Of course, there is much more to index design than we have covered so far. For example, you might consider index overloading to achieve index only access. If all of the data that a SQL query asks for is contained in the index, DB2 may be able to satisfy the request using only the index. Consider our previous SQL statement. We asked for LASTNAME and SALARY given information about EMPNO and DEPTNO.  And we also started by creating an index on the EMPNO and DEPTNO columns. If we include LASTNAME and SALARY in the index as well then we never need to access the EMP table because all of the data we need exists in the index. This technique can significantly improve performance because it cuts down on the number of I/O requests.

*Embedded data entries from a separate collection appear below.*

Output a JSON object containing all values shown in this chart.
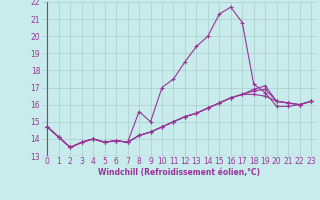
{
  "xlabel": "Windchill (Refroidissement éolien,°C)",
  "background_color": "#c8ecec",
  "grid_color": "#aacccc",
  "line_color": "#993399",
  "xlim": [
    -0.5,
    23.5
  ],
  "ylim": [
    13,
    22
  ],
  "xticks": [
    0,
    1,
    2,
    3,
    4,
    5,
    6,
    7,
    8,
    9,
    10,
    11,
    12,
    13,
    14,
    15,
    16,
    17,
    18,
    19,
    20,
    21,
    22,
    23
  ],
  "yticks": [
    13,
    14,
    15,
    16,
    17,
    18,
    19,
    20,
    21,
    22
  ],
  "series": [
    [
      14.7,
      14.1,
      13.5,
      13.8,
      14.0,
      13.8,
      13.9,
      13.8,
      15.6,
      15.0,
      17.0,
      17.5,
      18.5,
      19.4,
      20.0,
      21.3,
      21.7,
      20.8,
      17.2,
      16.7,
      15.9,
      15.9,
      16.0,
      16.2
    ],
    [
      14.7,
      14.1,
      13.5,
      13.8,
      14.0,
      13.8,
      13.9,
      13.8,
      14.2,
      14.4,
      14.7,
      15.0,
      15.3,
      15.5,
      15.8,
      16.1,
      16.4,
      16.6,
      16.6,
      16.5,
      16.2,
      16.1,
      16.0,
      16.2
    ],
    [
      14.7,
      14.1,
      13.5,
      13.8,
      14.0,
      13.8,
      13.9,
      13.8,
      14.2,
      14.4,
      14.7,
      15.0,
      15.3,
      15.5,
      15.8,
      16.1,
      16.4,
      16.6,
      16.8,
      16.9,
      16.2,
      16.1,
      16.0,
      16.2
    ],
    [
      14.7,
      14.1,
      13.5,
      13.8,
      14.0,
      13.8,
      13.9,
      13.8,
      14.2,
      14.4,
      14.7,
      15.0,
      15.3,
      15.5,
      15.8,
      16.1,
      16.4,
      16.6,
      16.9,
      17.1,
      16.2,
      16.1,
      16.0,
      16.2
    ]
  ],
  "xlabel_fontsize": 5.5,
  "tick_fontsize": 5.5,
  "marker": "+",
  "markersize": 3,
  "linewidth": 0.8
}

Keep in mind, though, that it is not prudent (or even possible) to make every query an index only access. This technique should be saved for particularly troublesome or important SQL statements. 

3 comments:

Andrew Simard said...

Just wondering what your thoughts are on the index advisor tool? When a client says that a particular activity (report or whatever) is slow, I capture a bunch of their SQL statements using a logging function that captures their SQL as they perform their activity, and then use that' as the workload input into the advisor command-line tool. It suggests indexes and generates the code to create them along with an estimate of the expected performance improvement. Seems like a useful addition to your article?

Craig S. Mullins said...

Tooling to help create appropriate indexes can be a good idea. I try not to promote any specific tools on the blog unless it is one that I have used (or am currently using) on a job.

Andrew Simard said...

Makes some sense as there are a lot of tools out there. This one just happens to be part of DB2 itself, so it is always available.